Discussion Worksheet 4 Answers

1.  Two-capacitor circuit

1. Q = CV.
2. U = ½ QV = ½ CV².
3. Q = 360 μC, U = 2.16 mJ.
4. Equilibrating a charged capacitor with an uncharged capacitor
   1. The new voltage I'll call V1.  Then V1 = V C1/(C1 + C2)
   2. Charges Q1 = C1 V1 = V C1²/(C1+C2)
      Q2 = C2 V1 = V C1 C2/(C1+C2)
      The capacitor with the higher capacitance has the greater charge at the same voltage.
   3. Energies U1 = ½ C1 V1² (you can expand this to ½ C1 V² (C1/[C1+C2])²
      U2 = ½ C2 V1² = ½ C2 V² (C1/[C1+C2])²
      The capacitor with the higher capacitance has the higher energy at the same voltage.
5. V1 = 3.0 V, Q1 = 90 μC, Q2 = 270 μC, Q = 360 μC (same as before, as it must be), U1 = 135 μJ, U2 = 405 μJ, ΣU = 540 μJ which is less than before.

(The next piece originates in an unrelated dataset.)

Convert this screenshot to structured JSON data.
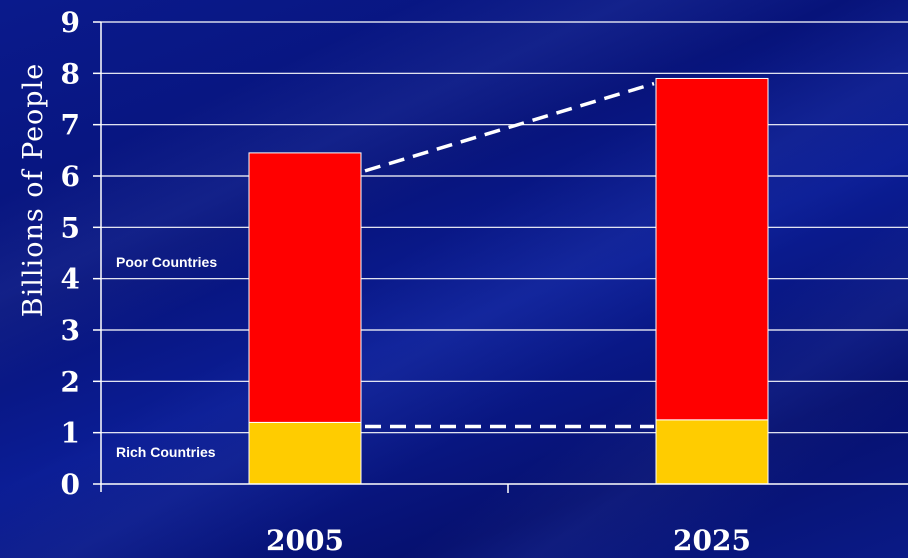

2.  Capacitor with and without a dielectric

1. Q = CV.
2. U = ½ QV = ½ CV² = ½ Q²/C.
3. Now I'll call the new capacitance C1 = κC.  The new voltage I'll call V1.  V1 = Q/C1 = CV/C1 = V/κ.
4. Energy U1 = 1/2 C1 V1² = ½ (κC)(V/κ)² = 1/2 C/κ.  The energy is less by a factor of κ for the same charge.
5. I'll call the new charge Q2 = C1 V = κC V. This is a factor of κ greater than without the dielectric.
6. Energy U2 = ½ C1 V² = ½ κCV².  This is a factor of κ greater than without the dielectric.

3.  Current in a resistor

1. I = V/R = 1.5 mA.
2. 9.36 × 10¹⁵ electrons per second.
3. The cross sectional area of the wire is 3.14 × 10⁻¹² m².
   RA/ρ = 0.187 m = 18.7 cm.
4. 1.10 × 10⁻¹³ m³.
5. V = LA, so L = V/A = 3.51 × 10⁻² m = 3.51 cm.
6. Drift speed is 3.51 cm/s.
7. Conservation of energy says qV = ½ mv². The charge q = e, the elementary charge.  This solves for v = (2 eV/m)^½ = 7.26 × 10⁵ m/s.
8. The drift speed is much less than the accelerated speed.  Electrons clearly do not flow down the copper wire unimpeded.